From now on, the canal is really shallow. We are on the bottom of the original canal, and you can see the watermarks on the steep banks. A bit further down, past the tall arc of the bridge, the waters take a last plunge over a parapet, and peter out into a little stream to the right. This, I am told, is the Pandu river. (Some weeks later, I saw the same river in the town of Shiuli, where it looked a more respectable stream, and a boatman took us across pulling on a rope tied at both sides).

Bedraggled and tired, we get out, deflate the boat in the relative privacy of a dozen onlookers, and hitch a ride on a truck. In three hours we have come nine or ten kilometers, traversing vast panoramas of mental attitude. From the cab of the truck, one can see the brown waters of the canal still glinting in the afternoon sun.

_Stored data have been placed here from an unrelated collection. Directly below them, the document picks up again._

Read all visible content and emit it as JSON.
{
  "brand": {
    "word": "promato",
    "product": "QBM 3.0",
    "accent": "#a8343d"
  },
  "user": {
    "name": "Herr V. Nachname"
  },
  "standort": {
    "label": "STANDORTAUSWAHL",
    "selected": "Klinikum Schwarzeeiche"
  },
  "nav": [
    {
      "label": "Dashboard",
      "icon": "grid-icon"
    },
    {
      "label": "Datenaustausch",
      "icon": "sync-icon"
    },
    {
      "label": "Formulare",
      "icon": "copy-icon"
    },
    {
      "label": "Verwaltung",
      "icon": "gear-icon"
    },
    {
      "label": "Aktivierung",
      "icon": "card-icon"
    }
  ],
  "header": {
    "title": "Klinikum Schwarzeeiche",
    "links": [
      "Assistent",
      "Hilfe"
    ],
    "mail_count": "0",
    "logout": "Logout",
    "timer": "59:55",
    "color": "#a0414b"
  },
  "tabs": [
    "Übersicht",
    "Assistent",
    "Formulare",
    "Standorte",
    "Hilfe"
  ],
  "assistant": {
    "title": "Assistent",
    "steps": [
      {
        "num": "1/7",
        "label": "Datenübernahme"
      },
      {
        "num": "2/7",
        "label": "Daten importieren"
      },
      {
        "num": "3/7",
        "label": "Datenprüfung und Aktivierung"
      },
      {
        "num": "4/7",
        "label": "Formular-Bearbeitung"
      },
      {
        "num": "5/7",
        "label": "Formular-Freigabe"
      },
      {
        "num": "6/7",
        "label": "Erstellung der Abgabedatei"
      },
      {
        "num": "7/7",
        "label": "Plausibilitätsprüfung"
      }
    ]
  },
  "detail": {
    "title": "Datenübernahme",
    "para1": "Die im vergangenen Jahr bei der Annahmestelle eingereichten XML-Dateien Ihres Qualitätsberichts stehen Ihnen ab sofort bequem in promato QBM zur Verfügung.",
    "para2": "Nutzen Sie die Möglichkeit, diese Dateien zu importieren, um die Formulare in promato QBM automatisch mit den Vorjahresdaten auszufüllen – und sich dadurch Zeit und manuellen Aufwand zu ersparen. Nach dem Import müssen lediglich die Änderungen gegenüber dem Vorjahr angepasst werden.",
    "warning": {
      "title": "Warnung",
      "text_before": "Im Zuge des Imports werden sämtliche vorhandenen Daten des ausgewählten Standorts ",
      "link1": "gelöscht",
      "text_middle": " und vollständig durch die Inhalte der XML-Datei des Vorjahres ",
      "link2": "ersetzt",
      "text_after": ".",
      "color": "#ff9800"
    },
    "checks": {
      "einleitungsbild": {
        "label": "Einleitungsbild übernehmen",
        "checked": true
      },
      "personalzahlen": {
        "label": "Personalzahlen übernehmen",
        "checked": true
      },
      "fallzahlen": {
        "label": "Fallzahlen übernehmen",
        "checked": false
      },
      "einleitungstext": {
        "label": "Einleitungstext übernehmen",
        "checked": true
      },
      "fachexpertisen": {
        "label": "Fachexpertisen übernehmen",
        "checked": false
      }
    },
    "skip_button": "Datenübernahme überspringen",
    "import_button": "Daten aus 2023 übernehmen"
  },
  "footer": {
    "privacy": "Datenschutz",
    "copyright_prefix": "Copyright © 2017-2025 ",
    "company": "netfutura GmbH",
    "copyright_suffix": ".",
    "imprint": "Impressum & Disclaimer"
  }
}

Though the conclusion of this article is that the canal may be petering out after Kanpur, it is possible for one of the other branches of the canal to continue to Allahabad, as designed.

NOTES:

I.I.T. = Indian Institute of Technology. Here we are referring to the one at Kanpur. There are others at Bombay, Delhi, Kharagpur and Madras, and one under construction in Gauhati. The author is an asst professor here.

Kanpur = most populous city in Uttar Pradesh. Industrial city on the Ganga with old, polluting industries like leather. See WWW entries on Ganga and Uttar Pradesh.

Panki = place near kanpur where the Uttar Pradesh State Electricity Board runs a power station.

Though the conclusion of this article is that the canal may be petering out after Kanpur, it is possible for one of the other branches of the canal to continue to Allahabad, as designed.